Jason Roy’s excellent ton led England to a big victory over Australia in Cardiff. Ben Jones looks at the changes Roy made to counter his clear weaknesses.
It’s almost impossible to discuss England’s top-order batting in ODI cricket without using the phrase “abundance of riches”. That a man like Alex Hales is broadly confined to the bench, barring injury or suspension, is testament to the depth in the batting ranks.
In such an environment, no player is completely safe in their position, and slumps in form are unlikely to be tolerated for long. As such, Jason Roy’s run of 10 innings without a half-century would have been a concern.
Worryingly for Roy, he’d been getting out in different ways against the seamers, falling to full balls, short balls, wide balls, straight balls. To an extent, he’s been finding ways to get out.
From watching Roy in the nets, it was clear what he and the England coaches believed to be the problem – too much bottom hand involvement with his stroke-making. Repeated drills where Roy used only his top-hand were the order of the day, with Graham Thorpe trying to find a better balance between Roy’s natural power and the increased control that comes with more top-hand guidance.
All that work seemed to pay dividends. Off Roy’s first 51 runs, 34 came through the off-side – not definitive proof that Roy’s bottom-hand was taking a back seat, but it’s a reasonable indicator. He was certainly playing with greater control, as this was only the second time in his ODI career that Roy reached the 20th over without edging any deliveries.
Of course, once well-set at the crease and seeing the ball well, Roy began to score more freely through the leg-side. By the time AJ Tye managed to remove Roy with a slower ball, 58% of the Surrey man’s score had been made through the off-side. Yet that is still notable; that’s the highest figure for Roy, in innings where he’s faced 10+ deliveries, since October 2016.
To just jump back briefly, there is far clearer pattern to Roy’s dismissals against spin. Roy has consistently been getting tucked up by tight line bowling, playing across the line and being bowled or LBW. In particular, he’s struggled against left-arm orthodox bowling in this way. As shown below, his dismissals against those bowlers have all been against balls tight into his stumps, or even hitting them. Given that he averages less against SLA bowling than against any other bowling type, it’s clear that these issues are pretty deep set.

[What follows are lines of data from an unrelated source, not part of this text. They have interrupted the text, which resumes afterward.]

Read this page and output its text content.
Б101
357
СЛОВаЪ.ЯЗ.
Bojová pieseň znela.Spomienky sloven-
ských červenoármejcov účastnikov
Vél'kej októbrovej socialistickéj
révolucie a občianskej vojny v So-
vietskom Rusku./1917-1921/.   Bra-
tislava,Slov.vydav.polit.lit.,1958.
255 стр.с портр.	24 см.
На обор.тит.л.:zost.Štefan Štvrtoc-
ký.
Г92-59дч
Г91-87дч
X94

However today, the focus on top-hand batting had the added effect of improving Roy’s returns against left-arm spin. It took until he was on 103* before Roy scored a leg-side run against Ashton Agar. That recent fear against tight spin bowling was gone because Roy refused to play across the line, opting instead to hit the ball back where it came from and keeping a pronounced, almost comically high elbow. He didn’t miss a single delivery and edged just one. Yet even whilst removing half of the pitch from his scoring options, Roy still had a stellar time against Agar – the 27 runs he scored against the Australian is the most he’s ever scored against SLA bowling in an ODI match.

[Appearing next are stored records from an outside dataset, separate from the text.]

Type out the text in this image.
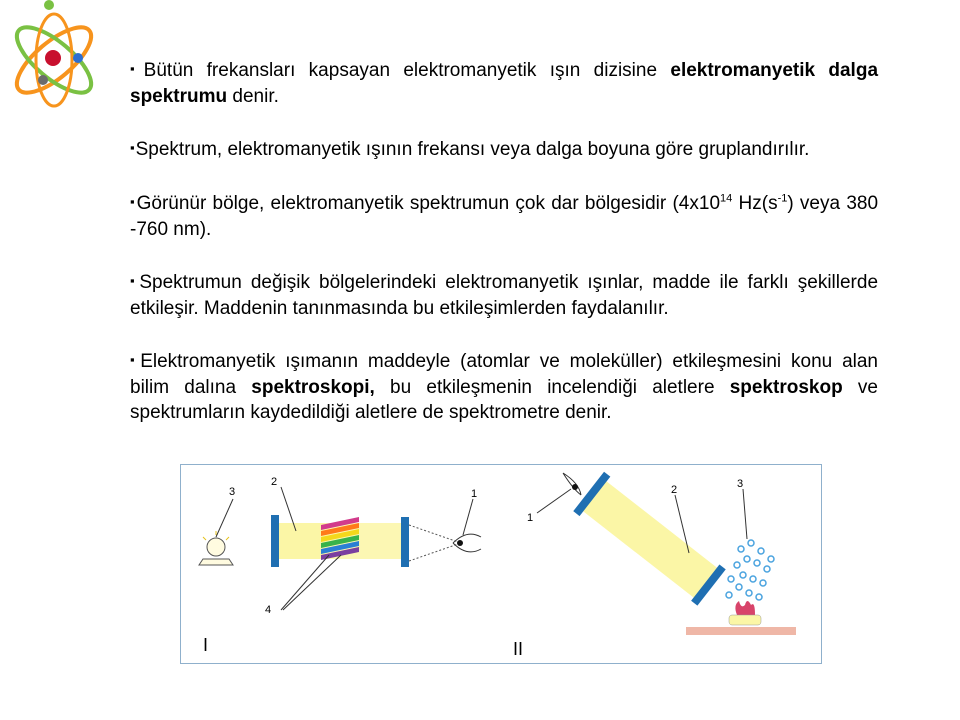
▪Bütün frekansları kapsayan elektromanyetik ışın dizisine elektromanyetik dalga spektrumu denir.

▪Spektrum, elektromanyetik ışının frekansı veya dalga boyuna göre gruplandırılır.

▪Görünür bölge, elektromanyetik spektrumun çok dar bölgesidir ($4x10^{14}$ $Hz(s^{-1})$ veya 380 -760 nm).

▪Spektrumun değişik bölgelerindeki elektromanyetik ışınlar, madde ile farklı şekillerde etkileşir. Maddenin tanınmasında bu etkileşimlerden faydalanılır.

▪Elektromanyetik ışımanın maddeyle (atomlar ve moleküller) etkileşmesini konu alan bilim dalına spektroskopi, bu etkileşmenin incelendiği aletlere spektroskop ve spektrumların kaydedildiği aletlere de spektrometre denir.

3
2
4
1
I
1
2	3
II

In the end, the 9% false shots which Roy played through his innings represents the greatest level of control he’s had in any of his five ODI tons, and the fourth lowest in any of his 16 ODI half-centuries. His firecracker ball-striking is why Roy’s in the team, and England wouldn’t want to lose any of that, but if he can improve his consistency and control with a few technical tweaks, then nobody in the England dressing room will be complaining.